Here is the press release.

Here is the full article reporting the study, which nobody in the Twitter storm seems to have consulted.

some news coverage

 

 

 

 

 

 

 

 

 

Here are supplementary materials.

Here is the well-orchestrated,uncritical response from tweeters, UK academics and policy makers.

.

The Basics of the study

The study was an open-label  two-armed non-inferiority trial of behavioural activation therapy (BA) versus cognitive behavioural therapy (CBT) for depression with no non-specific comparison/control treatment.

The primary outcome was depression symptoms measured with the self-report PHQ-9 at 12 months.
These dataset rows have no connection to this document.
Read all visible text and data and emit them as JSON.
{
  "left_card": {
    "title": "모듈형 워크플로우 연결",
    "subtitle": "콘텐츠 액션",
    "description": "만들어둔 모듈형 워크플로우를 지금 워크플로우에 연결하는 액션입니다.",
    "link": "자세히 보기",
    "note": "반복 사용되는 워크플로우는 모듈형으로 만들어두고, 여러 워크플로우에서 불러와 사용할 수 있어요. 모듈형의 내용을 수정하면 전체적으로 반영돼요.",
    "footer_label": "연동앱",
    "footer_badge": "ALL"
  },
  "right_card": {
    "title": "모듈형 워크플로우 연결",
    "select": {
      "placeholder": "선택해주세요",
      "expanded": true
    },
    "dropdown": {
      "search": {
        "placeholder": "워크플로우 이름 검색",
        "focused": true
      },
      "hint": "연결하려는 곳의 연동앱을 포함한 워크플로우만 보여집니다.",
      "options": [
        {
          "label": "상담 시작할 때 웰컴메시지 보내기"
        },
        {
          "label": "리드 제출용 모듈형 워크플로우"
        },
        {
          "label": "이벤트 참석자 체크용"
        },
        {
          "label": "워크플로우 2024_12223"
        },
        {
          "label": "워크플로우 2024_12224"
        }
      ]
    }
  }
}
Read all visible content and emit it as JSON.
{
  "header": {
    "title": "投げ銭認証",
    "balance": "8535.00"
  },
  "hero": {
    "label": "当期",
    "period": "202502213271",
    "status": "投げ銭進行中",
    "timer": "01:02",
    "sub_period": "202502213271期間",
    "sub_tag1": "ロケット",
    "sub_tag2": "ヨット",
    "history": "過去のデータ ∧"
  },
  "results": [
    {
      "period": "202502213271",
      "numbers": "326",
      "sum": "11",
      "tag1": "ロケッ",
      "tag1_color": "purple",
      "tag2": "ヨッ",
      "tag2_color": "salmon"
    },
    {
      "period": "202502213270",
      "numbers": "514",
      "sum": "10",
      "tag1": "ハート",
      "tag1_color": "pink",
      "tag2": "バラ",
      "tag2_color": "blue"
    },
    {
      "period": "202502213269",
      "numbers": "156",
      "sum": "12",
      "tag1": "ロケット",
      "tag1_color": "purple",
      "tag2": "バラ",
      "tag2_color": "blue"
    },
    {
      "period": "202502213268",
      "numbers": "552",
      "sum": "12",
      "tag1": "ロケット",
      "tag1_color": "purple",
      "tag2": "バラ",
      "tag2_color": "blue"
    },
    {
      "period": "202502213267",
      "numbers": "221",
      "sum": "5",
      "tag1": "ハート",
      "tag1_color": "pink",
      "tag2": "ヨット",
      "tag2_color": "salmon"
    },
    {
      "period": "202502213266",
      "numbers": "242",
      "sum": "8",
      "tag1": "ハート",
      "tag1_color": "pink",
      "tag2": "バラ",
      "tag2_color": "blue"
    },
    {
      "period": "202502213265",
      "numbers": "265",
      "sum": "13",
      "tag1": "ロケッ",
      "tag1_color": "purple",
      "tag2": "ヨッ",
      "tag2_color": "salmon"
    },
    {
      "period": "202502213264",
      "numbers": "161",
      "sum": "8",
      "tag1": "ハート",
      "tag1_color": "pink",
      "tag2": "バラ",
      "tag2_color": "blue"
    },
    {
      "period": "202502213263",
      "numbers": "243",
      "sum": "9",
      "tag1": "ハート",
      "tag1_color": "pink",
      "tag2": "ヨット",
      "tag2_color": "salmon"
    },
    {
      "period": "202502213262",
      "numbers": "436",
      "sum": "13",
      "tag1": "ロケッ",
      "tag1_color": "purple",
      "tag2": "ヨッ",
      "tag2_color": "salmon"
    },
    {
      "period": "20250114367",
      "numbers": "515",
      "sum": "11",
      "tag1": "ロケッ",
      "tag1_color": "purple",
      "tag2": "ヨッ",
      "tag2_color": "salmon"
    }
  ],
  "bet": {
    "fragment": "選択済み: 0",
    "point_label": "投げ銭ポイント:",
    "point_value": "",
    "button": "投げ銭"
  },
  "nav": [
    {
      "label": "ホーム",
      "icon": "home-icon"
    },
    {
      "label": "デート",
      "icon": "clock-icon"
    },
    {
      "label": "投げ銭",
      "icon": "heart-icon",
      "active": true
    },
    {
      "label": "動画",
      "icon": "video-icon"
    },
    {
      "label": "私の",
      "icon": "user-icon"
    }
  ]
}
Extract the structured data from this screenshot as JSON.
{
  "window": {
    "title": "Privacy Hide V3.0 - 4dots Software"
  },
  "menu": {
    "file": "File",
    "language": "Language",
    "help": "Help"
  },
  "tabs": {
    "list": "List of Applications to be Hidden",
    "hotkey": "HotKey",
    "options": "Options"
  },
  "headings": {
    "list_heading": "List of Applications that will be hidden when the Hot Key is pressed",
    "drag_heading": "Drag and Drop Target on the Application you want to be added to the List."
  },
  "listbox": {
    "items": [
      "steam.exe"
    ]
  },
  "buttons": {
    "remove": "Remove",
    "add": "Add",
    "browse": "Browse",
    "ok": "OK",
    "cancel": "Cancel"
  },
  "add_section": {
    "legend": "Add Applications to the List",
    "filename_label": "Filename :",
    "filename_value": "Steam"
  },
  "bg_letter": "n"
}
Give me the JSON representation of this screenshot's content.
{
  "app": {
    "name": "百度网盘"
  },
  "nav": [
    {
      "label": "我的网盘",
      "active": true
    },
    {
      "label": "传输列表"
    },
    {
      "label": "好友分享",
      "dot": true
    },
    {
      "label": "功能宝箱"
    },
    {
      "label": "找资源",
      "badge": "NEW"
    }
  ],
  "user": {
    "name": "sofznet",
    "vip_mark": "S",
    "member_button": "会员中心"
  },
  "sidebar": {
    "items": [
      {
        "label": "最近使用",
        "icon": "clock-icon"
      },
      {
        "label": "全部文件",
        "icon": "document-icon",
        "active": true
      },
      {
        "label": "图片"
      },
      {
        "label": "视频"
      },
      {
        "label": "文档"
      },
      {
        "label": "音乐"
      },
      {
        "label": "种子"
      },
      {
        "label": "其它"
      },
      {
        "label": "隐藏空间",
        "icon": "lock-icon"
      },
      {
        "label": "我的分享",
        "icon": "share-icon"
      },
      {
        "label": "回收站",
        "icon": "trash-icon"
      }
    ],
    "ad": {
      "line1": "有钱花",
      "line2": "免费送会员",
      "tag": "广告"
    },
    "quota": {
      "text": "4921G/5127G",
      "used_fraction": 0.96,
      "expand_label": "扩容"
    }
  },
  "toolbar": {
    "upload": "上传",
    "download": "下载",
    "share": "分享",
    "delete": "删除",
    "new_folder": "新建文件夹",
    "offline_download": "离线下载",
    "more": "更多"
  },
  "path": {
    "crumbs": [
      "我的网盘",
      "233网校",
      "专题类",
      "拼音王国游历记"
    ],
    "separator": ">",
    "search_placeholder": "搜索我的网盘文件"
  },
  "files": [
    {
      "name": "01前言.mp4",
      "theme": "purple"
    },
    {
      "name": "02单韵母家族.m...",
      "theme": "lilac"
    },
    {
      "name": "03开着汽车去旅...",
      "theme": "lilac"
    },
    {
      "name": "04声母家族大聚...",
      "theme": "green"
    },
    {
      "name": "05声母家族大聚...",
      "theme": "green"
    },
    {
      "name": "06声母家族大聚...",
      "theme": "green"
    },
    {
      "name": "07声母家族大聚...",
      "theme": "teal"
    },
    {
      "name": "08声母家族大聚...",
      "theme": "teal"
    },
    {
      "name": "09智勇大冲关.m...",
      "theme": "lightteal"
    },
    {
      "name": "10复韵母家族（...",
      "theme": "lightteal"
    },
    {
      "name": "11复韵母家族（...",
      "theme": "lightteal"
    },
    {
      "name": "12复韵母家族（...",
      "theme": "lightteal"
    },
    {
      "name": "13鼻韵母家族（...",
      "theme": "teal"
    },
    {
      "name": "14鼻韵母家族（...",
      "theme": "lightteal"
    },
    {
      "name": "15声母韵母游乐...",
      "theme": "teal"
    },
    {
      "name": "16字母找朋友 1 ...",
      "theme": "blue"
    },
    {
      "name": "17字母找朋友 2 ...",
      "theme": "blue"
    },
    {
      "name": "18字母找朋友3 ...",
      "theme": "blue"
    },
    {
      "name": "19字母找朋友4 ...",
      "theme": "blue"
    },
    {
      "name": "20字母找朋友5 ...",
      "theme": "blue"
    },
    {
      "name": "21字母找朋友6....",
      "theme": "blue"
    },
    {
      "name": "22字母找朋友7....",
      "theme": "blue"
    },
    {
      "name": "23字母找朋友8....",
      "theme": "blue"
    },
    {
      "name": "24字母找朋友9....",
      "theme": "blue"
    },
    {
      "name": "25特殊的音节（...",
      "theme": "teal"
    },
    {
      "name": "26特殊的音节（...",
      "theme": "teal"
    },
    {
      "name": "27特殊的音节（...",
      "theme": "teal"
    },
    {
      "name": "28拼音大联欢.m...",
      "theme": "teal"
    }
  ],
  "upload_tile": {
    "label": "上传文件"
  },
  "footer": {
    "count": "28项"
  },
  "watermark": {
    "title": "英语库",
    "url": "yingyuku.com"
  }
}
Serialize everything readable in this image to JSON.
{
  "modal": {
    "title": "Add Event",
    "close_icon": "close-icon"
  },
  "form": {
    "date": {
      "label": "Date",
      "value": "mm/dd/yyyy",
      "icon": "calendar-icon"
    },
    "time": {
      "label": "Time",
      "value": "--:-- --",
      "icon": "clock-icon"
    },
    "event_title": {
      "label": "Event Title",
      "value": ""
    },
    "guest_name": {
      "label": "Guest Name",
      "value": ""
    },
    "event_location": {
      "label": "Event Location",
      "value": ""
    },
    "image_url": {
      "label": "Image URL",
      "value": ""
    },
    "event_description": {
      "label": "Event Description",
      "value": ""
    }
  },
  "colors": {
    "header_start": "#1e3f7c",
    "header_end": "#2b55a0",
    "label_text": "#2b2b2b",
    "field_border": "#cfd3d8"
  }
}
Delivery of both BA and CBT followed written manuals for a maximum of 20 60-minute sessions over 16 weeks, but with the option of four additional booster sessions if the patients wanted them. Receipt of eight sessions was considered an adequate exposure to the treatments.

The BA was delivered by

Junior mental health professionals —graduates trained to deliver guided self-help interventions, but with neither professional mental health qualifications nor formal training in psychological therapies—delivered an individually tailored programme re-engaging participants with positive environmental stimuli and developing depression management strategies.

CBT, in contrast, was delivered by

Professional or equivalently qualified psychotherapists, accredited as CBT therapists with the British Association of Behavioural and Cognitive Psychotherapy, with a postgraduate diploma in CBT.

The interpretation provided by the journal article:

Junior mental health workers with no professional training in psychological therapies can deliver behavioural activation, a simple psychological treatment, with no lesser effect than CBT has and at less cost. Effective psychological therapy for depression can be delivered without the need for costly and highly trained professionals.

A non-inferiority trial

An NHS website explains non-inferiority trials:

The objective of non-inferiority trials is to compare a novel treatment to an active treatment with a view of demonstrating that it is not clinically worse with regards to a specified endpoint. It is assumed that the comparator treatment has been established to have a significant clinical effect (against placebo). These trials are frequently used in situations where use of a superiority trial against a placebo control may be considered unethical.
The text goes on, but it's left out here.